La metteuse en scène Angela Konrad a abordé les méandres du narcissisme 3.0 sous la forme d’une réflexion intello-philosophique aux accents humoristiques. Force est de constater que la sauce ne prend pas et que cette nouvelle création manque cruellement d’âme.

La proposition repose presque entièrement sur un Eric Bernier volubile et séducteur, un peu perdu sur ce grand plateau de l’Usine C qui le mangerait bien tout cru pour le souper. Dominé par le flot de paroles ininterrompu qu’il recrache docilement, le comédien ne sait où donner du corps. Il se promène nonchalamment sur scène, entre ombre et lumière, tentant vainement de donner du sens à un monologue indigeste. La portée philosophique du texte de Konrad, qui cite Platon et Nietzsche entre deux selfies Instagram, se noie dans une introspection d’une banalité confondante. Autour de ce Narcisse des temps modernes évoluent cinq danseurs tout droit sortis de l’adolescence, lui rappelant cruellement sa jeunesse et sa candeur perdues.

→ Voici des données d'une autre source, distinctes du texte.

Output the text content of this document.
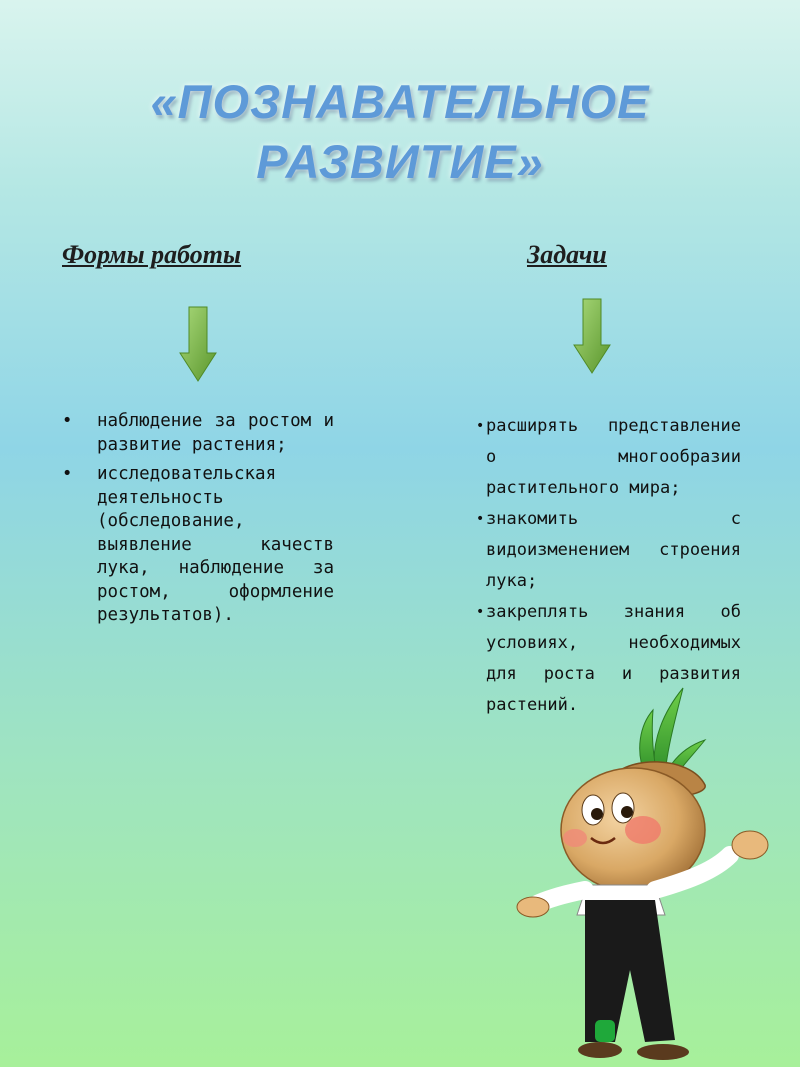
«ПОЗНАВАТЕЛЬНОЕ
РАЗВИТИЕ»
Формы работы	Задачи
• наблюдение за ростом и развитие растения;
• исследовательская деятельность (обследование, выявление качеств лука, наблюдение за ростом, оформление результатов).
• расширять представление о многообразии растительного мира;
• знакомить с видоизменением строения лука;
• закреплять знания об условиях, необходимых для роста и развития растений.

Des mélodies vibrantes de Shirley Bassey et des Smiths viennent parfaire le tableau, enfonçant le clou d’une quête amoureuse à la sauce Facebook et confirmant la tonalité pathétique et grotesque de cette création. Mais la question que l’on se pose durant plus d’une heure trente est la suivante : le ridicule est-il conscient ? Les circonvolutions égocentriques, les pas de danse mal maîtrisés et les tentatives ratées de sensualité nous permettent d’en douter. Comme si Konrad était passée à côté de sa mise en scène en ne se permettant pas un choix clair entre franche moquerie et romantisme assumé. Le résultat n’est donc plus qu’un intense moment de gêne qui ne semble jamais finir. Le spectateur en sort tout englué de guimauve avec pour seule envie celle de se retrouver en tête-à-tête avec la voix suave de Morrissey et d’oublier cette pénible soirée.